John Mack of Morgan Stanley, the only other big-firm Wall Street CEO to report his pay, last week disclosed receiving about $41 million for 2006, his first full year at the helm. He received $13 million for five months' work in 2005, on top of a $26 million signing bonus for rejoining in June 2005.
Mr. Blankfein's pay package reflects the firm's performance atop the Wall Street heap over the past year, when its profits rose 70% to $9.54 billion and its stock price surged 59%, increasing its stock- market value by $31 billion.
But it also reflects the inflation in Wall Street CEO pay packages, which last year generally came in at between $30 million and $40 million, with the stock market in the fourth year of a bull run and a boom in private-equity buyouts and hedge-fund trading.
A former tax lawyer and gold salesman who rose to become head of the firm's fixed-income, currency and commodities division in 1998, the 52-year-old Mr. Blankfein epitomizes Goldman's risk-taking culture.
His latest pay package includes a cash bonus of $27.3 million, restricted shares valued at $15.7 million and options valued at $10.5 million, according to a filing yesterday by Goldman, which disclosed the stock awards and included the cash bonus. He also earned a salary of $600,000.
Mr. Blankfein becomes entitled to 40% of the 77,776 shares of restricted stock immediately and the remaining 60% in November 2009.

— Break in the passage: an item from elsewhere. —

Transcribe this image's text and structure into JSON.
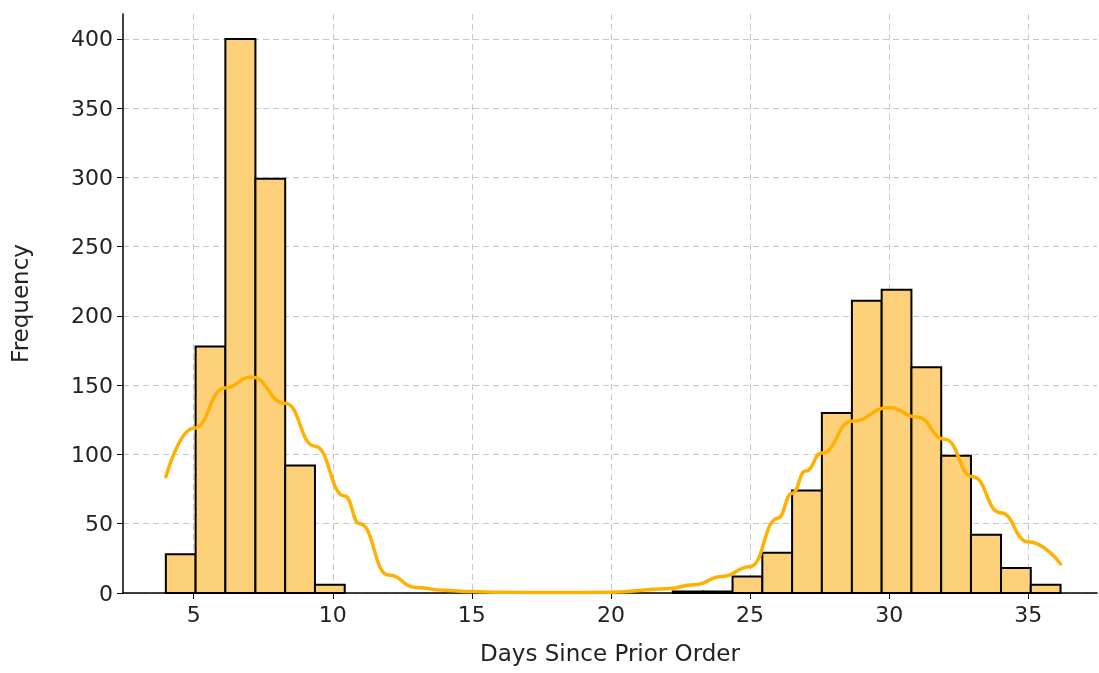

Goldman's next two top executives, co-presidents and co-chief operating officers Gary Cohn and Jon Winkelried, received identical packages of $15.4 million in restricted stock and options worth $10.3 million. While Goldman didn't disclose the size of their cash bonuses, neither executive's compensation will top Mr. Blankfein's, according to someone familiar with the firm.